The unifying capabilities of XML will revolutionize computer use, Ballmer said, joking that the WorldCom-like fiasco won't likely happen in a world in which the Securities and Exchange Commission had access to the telecommunication giant's financial data in XML format, in which it could download the data into an XML version of Office and quickly analyze it.

He noted the company has a new charter to be more accountable for its actions and "has a new set of obligations" as part of its proposed consent decree with the government.

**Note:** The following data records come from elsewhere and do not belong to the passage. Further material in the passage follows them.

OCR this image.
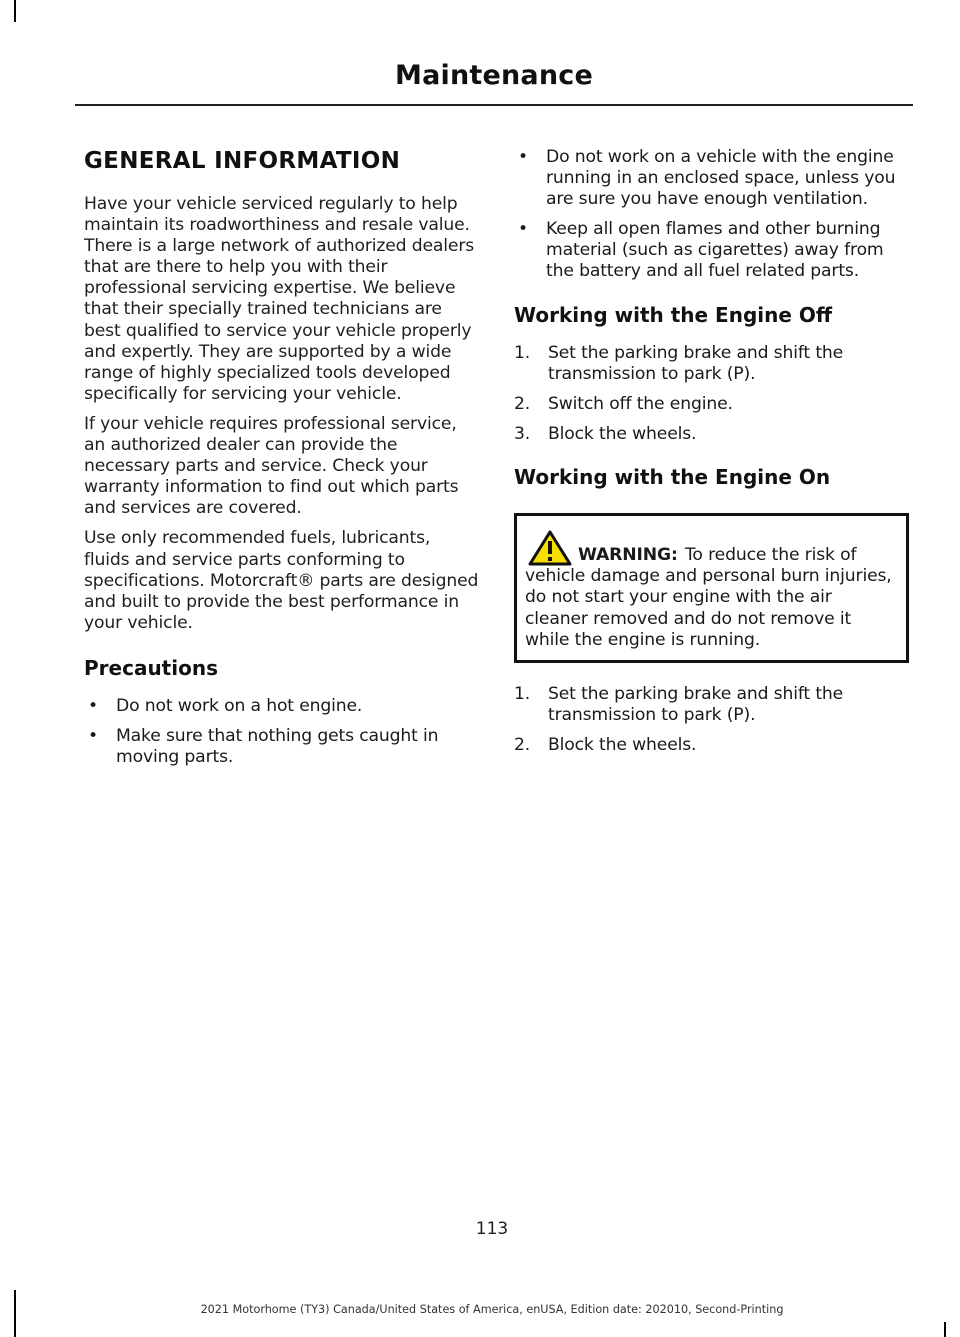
Maintenance
GENERAL INFORMATION

Have your vehicle serviced regularly to help maintain its roadworthiness and resale value. There is a large network of authorized dealers that are there to help you with their professional servicing expertise. We believe that their specially trained technicians are best qualified to service your vehicle properly and expertly. They are supported by a wide range of highly specialized tools developed specifically for servicing your vehicle.

If your vehicle requires professional service, an authorized dealer can provide the necessary parts and service. Check your warranty information to find out which parts and services are covered.

Use only recommended fuels, lubricants, fluids and service parts conforming to specifications. Motorcraft® parts are designed and built to provide the best performance in your vehicle.

Precautions
• Do not work on a hot engine.
• Make sure that nothing gets caught in moving parts.
• Do not work on a vehicle with the engine running in an enclosed space, unless you are sure you have enough ventilation.
• Keep all open flames and other burning material (such as cigarettes) away from the battery and all fuel related parts.
Working with the Engine Off
1. Set the parking brake and shift the transmission to park (P).
2. Switch off the engine.
3. Block the wheels.
Working with the Engine On
WARNING: To reduce the risk of vehicle damage and personal burn injuries, do not start your engine with the air cleaner removed and do not remove it while the engine is running.
1. Set the parking brake and shift the transmission to park (P).
2. Block the wheels.
113
2021 Motorhome (TY3) Canada/United States of America, enUSA, Edition date: 202010, Second-Printing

However, Microsoft will continue integrating new features in Windows and integrating its products tightly together in the future--and those are key considerations for the company's partners, he noted. "We'll try to put more things in our products and push the frontiers where you can all add value,' he said.

To that end, Ballmer and company demonstrated at the show Monday tight integration between the forthcoming Office 11 application suite and the Titanium version of Exchange server, which are both due to ship in mid-2003.

Ballmer cited Web services, storage, security and management as key opportunities for partners going forward--as well as new products for both enterprise-class and SMB partners, including Office 11 and Titanium. "The SMB is still not served well by IT," Ballmer said, noting that solution providers are Microsoft's sales force to this sector of customers.

Further out, he point to a Yukon wave of products in late 2003 and a Longhorn wave of a fully native XML line of client, server, database, tools and Office products in 2004. The XML store of Yukon, for example, will serve both database and Windows file management capabilities in the future.

Ballmer listed the current roster of competitors as Sun Microsystems, Oracle and IBM but singled out Linux as a big problem--and urged partners to help Microsoft with it.

The CEO noted that he is "riveted" by the low-cost proposition of Linux and is urging his employees and partners to focus on product value to redefine Microsoft's identity as the low-cost leader. "This is a new world in which we don't always have the lowest priced product," said the CEO. "We have to push ourselves to be better. We want to win business vs. these guys and we need your help upselling against these guys," Ballmer said. "We're competing with free software. ... This capitalist thing is working very well at making us responsive."